Different populations of stem cells are present in rodent incisors, which show continued growth in adults and in molars, which do not continue to grow. Rodent incisors contain two stem-cell populations. Dental epithelial stem cells (DESCs) are present in the cervical loop and differentiate into ameloblasts to produce enamel, whereas dental mesenchymal stem cells (DMSCs) are located adjacent to the cervical loop and differentiate into odontoblasts to produce dentin (Fig. 5C) (Harada et al. 1999; Seidel et al. 2010; Zhao et al. 2014). These two stem-cell populations work together to maintain incisor growth. Conditional deletion of Smad4 also promotes expansion of DESCs in rodent incisors (Li et al. 2015) where both DESCs and DMSCs are expressed in the adult. In contrast, conditional loss of TβRI expression blocks TGF-β signaling and leads to a loss of DESCs and a defect in proliferation of transient-amplifying cells produced by DESCs. FGF10 is required for maintenance of DESCs (Harada et al. 1999, 2002), and loss of TβRI expression can be rescued with exogenous FGF10, suggesting that FGF10 acts downstream from TGF-β signaling (Zhao et al. 2011). Conditional deletion of Tgfb2 in the dental mesenchyme is associated with increased DESC differentiation, malformation of the incisors, decreased expression of FGF3 and FGF10, and increased expression of Wnt5. The effects of Tgfb2 deletion could be partially rescued by inhibition of Wnt signaling, suggesting that mesenchymal TGF-β2 production controls Wnt and FGF10 expression to regulate DESC maintenance and differentiation (Yang et al. 2014). The phenotype observed with loss of Smad4 expression is likely a result of loss of BMP signaling, as dental mesenchyme produces BMP-4, which inhibits FGF3 expression (Wang et al. 2007), and suggests that Smad4 may play a larger role in mediating BMP signaling in this niche compared with TGF-β signaling. DMSCs make up only ∼5% of mesenchymal tissue adjacent to the cervical loop (Zhao et al. 2014), and their differentiation is regulated by sonic hedgehog (Shh), which is produced by the neurovascular bundle. It is not yet clear whether DMSCs play a role in production of FGF3, FGF10, or Wnt proteins in response to TGF-β signaling in the incisor mesenchyme.

In adult molars, the cervical loop and DESCs are lost during development, which limits the growth potential of the teeth (Fig. 5D) (Tummers 2003).

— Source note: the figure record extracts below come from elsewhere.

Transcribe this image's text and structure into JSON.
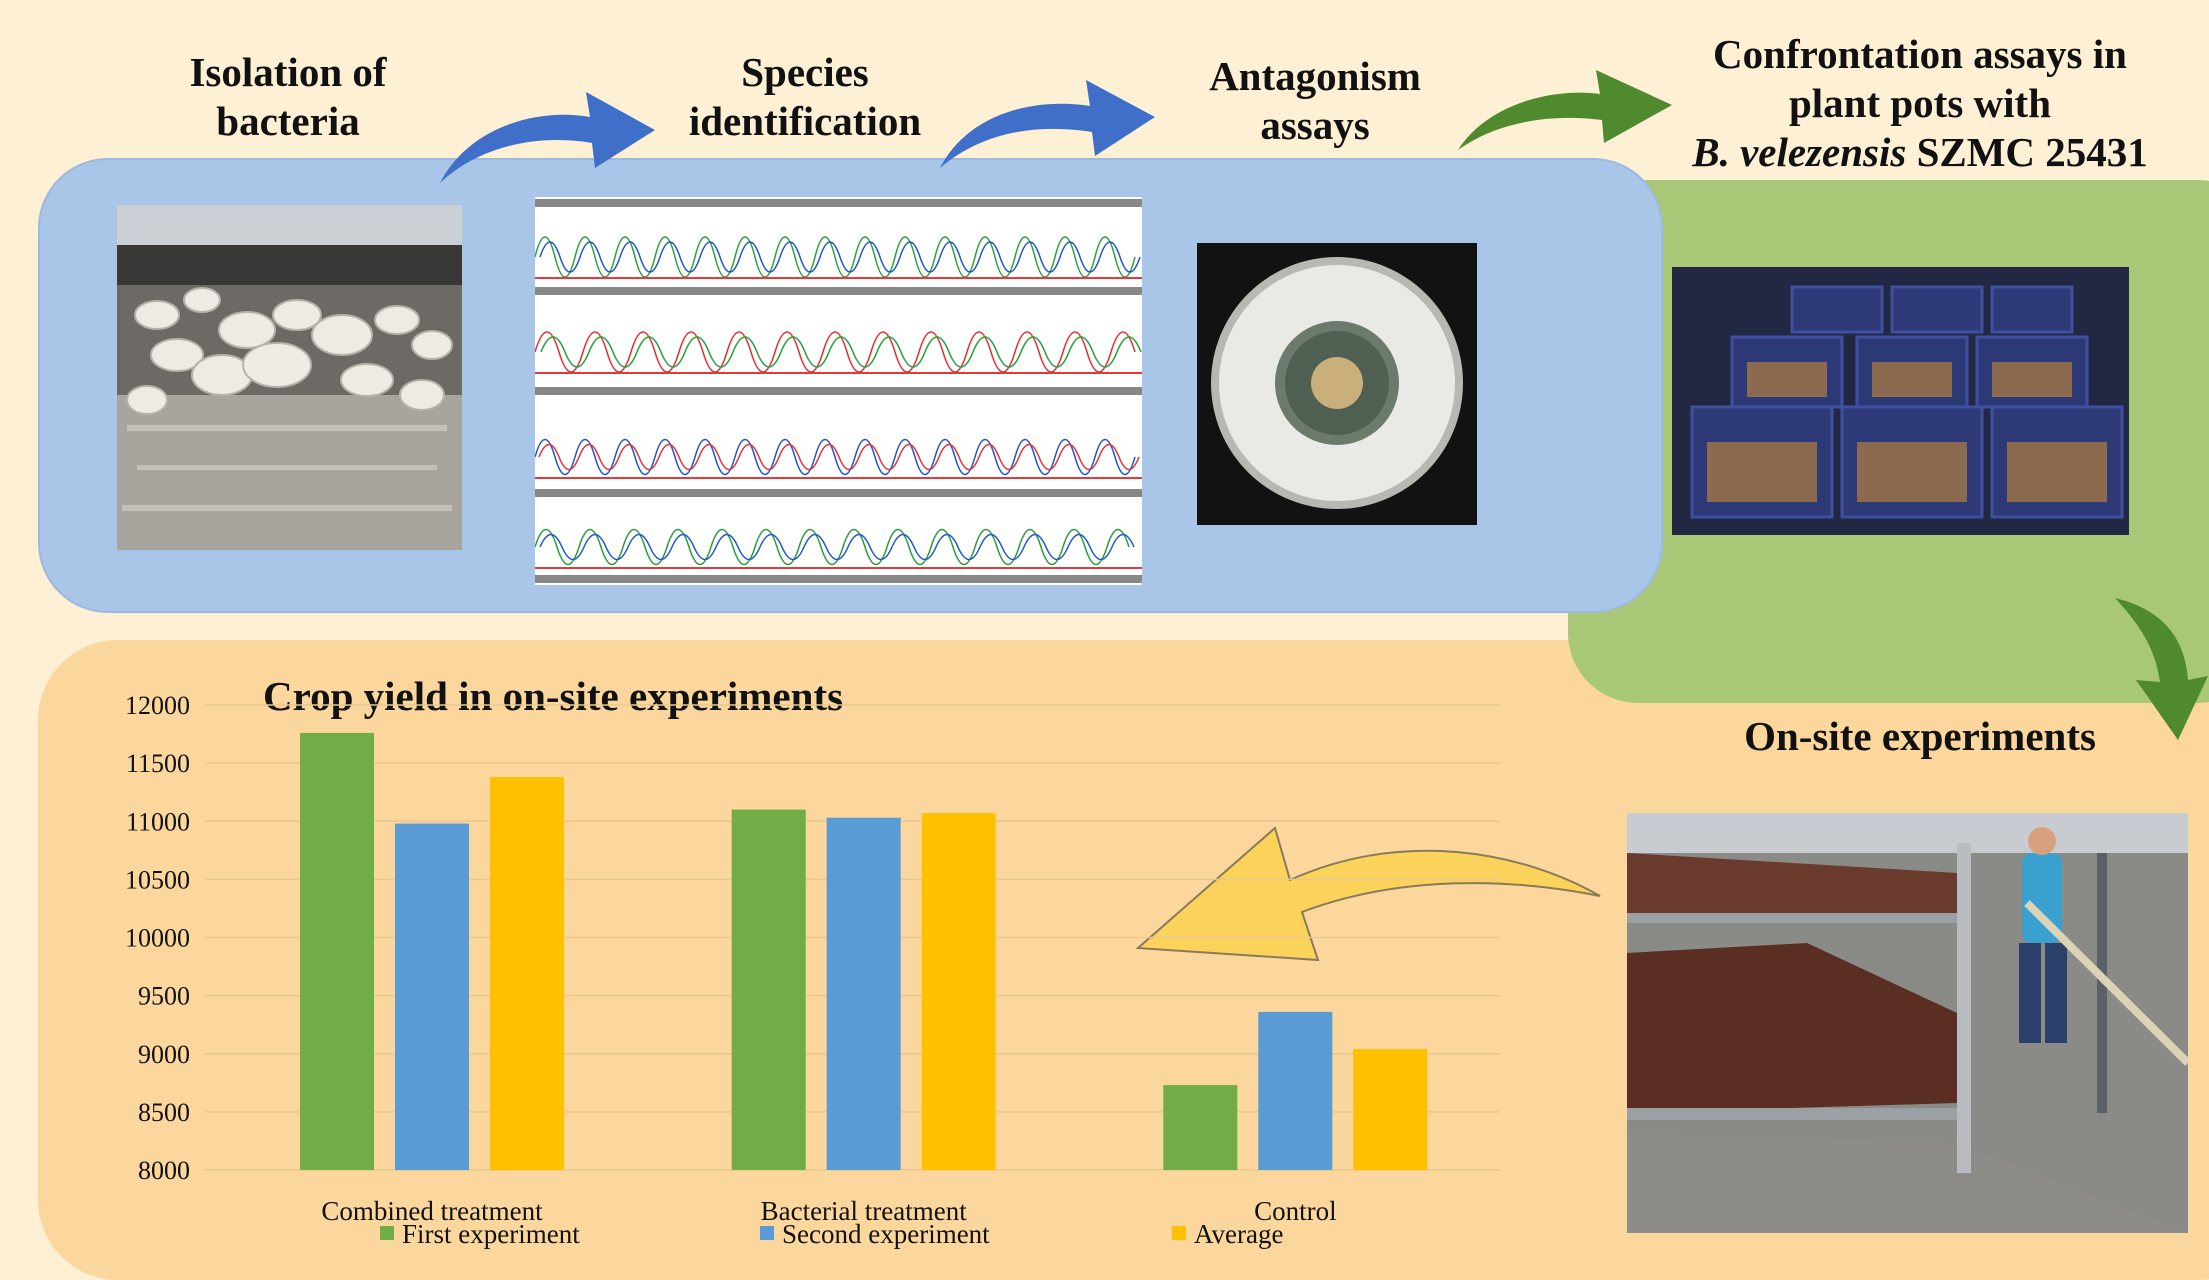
{
  "steps": {
    "isolation": "Isolation of\nbacteria",
    "species": "Species\nidentification",
    "antagonism": "Antagonism\nassays",
    "confrontation_line1": "Confrontation assays in",
    "confrontation_line2": "plant pots with",
    "confrontation_species": "B. velezensis",
    "confrontation_strain": " SZMC 25431",
    "onsite": "On-site experiments"
  },
  "colors": {
    "blue_panel": "#a9c5e8",
    "green_panel": "#a8c878",
    "orange_panel": "#fbd79d",
    "blue_arrow": "#3f6fc8",
    "green_arrow": "#4f8a2e",
    "yellow_arrow": "#fbd35a"
  },
  "chart_data": {
    "type": "bar",
    "title": "Crop yield in on-site experiments",
    "categories": [
      "Combined treatment",
      "Bacterial treatment",
      "Control"
    ],
    "series": [
      {
        "name": "First experiment",
        "color": "#70ad47",
        "values": [
          11760,
          11100,
          8730
        ]
      },
      {
        "name": "Second experiment",
        "color": "#5b9bd5",
        "values": [
          10980,
          11030,
          9360
        ]
      },
      {
        "name": "Average",
        "color": "#ffc000",
        "values": [
          11380,
          11070,
          9040
        ]
      }
    ],
    "ylim": [
      8000,
      12000
    ],
    "yticks": [
      "12000",
      "11500",
      "11000",
      "10500",
      "10000",
      "9500",
      "9000",
      "8500",
      "8000"
    ],
    "grid": true,
    "legend_position": "bottom"
  }
}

Conditional deletion of Smad4 or Bmpr1a results in persistence of the cervical loop in molars, and this finding was associated with expansion of DESCs as defined by expression of Sox2 (Li et al. 2015). This response was not observed with conditional deletion of Tgfb2. Deletion of Smad4 in dental epithelial cells was also associated with increased expression of Shh in the niche and the maintenance of Gli1 (GLI family zinc finger protein) positive cells. Gli1 expression is induced by Shh signaling, and Sox2 expression, which marks DESCs, persists in Gli1-positive cells (Li et al. 2015). These findings suggest that BMP signaling is responsible for loss of DESCs during molar maturation and acts by reducing Shh expression in the niche of the immature cervical loop.

CONCLUSIONS

The TGF-β family is a key regulator of stem-cell state and differentiation from the earliest stages of development to homeostasis of the adult organism. TGF-β and BMP signaling each play diverse roles in controlling both embryonic and adult stem-cell fate. These roles are determined by the interaction with the unique patterns of transcription factors and signaling receptors that define each cell type in combination with additional signals from their niches. Further understanding of how the TGF-β family regulates stem-cell state will help unlock the full potential of stem cells in regenerative medicine.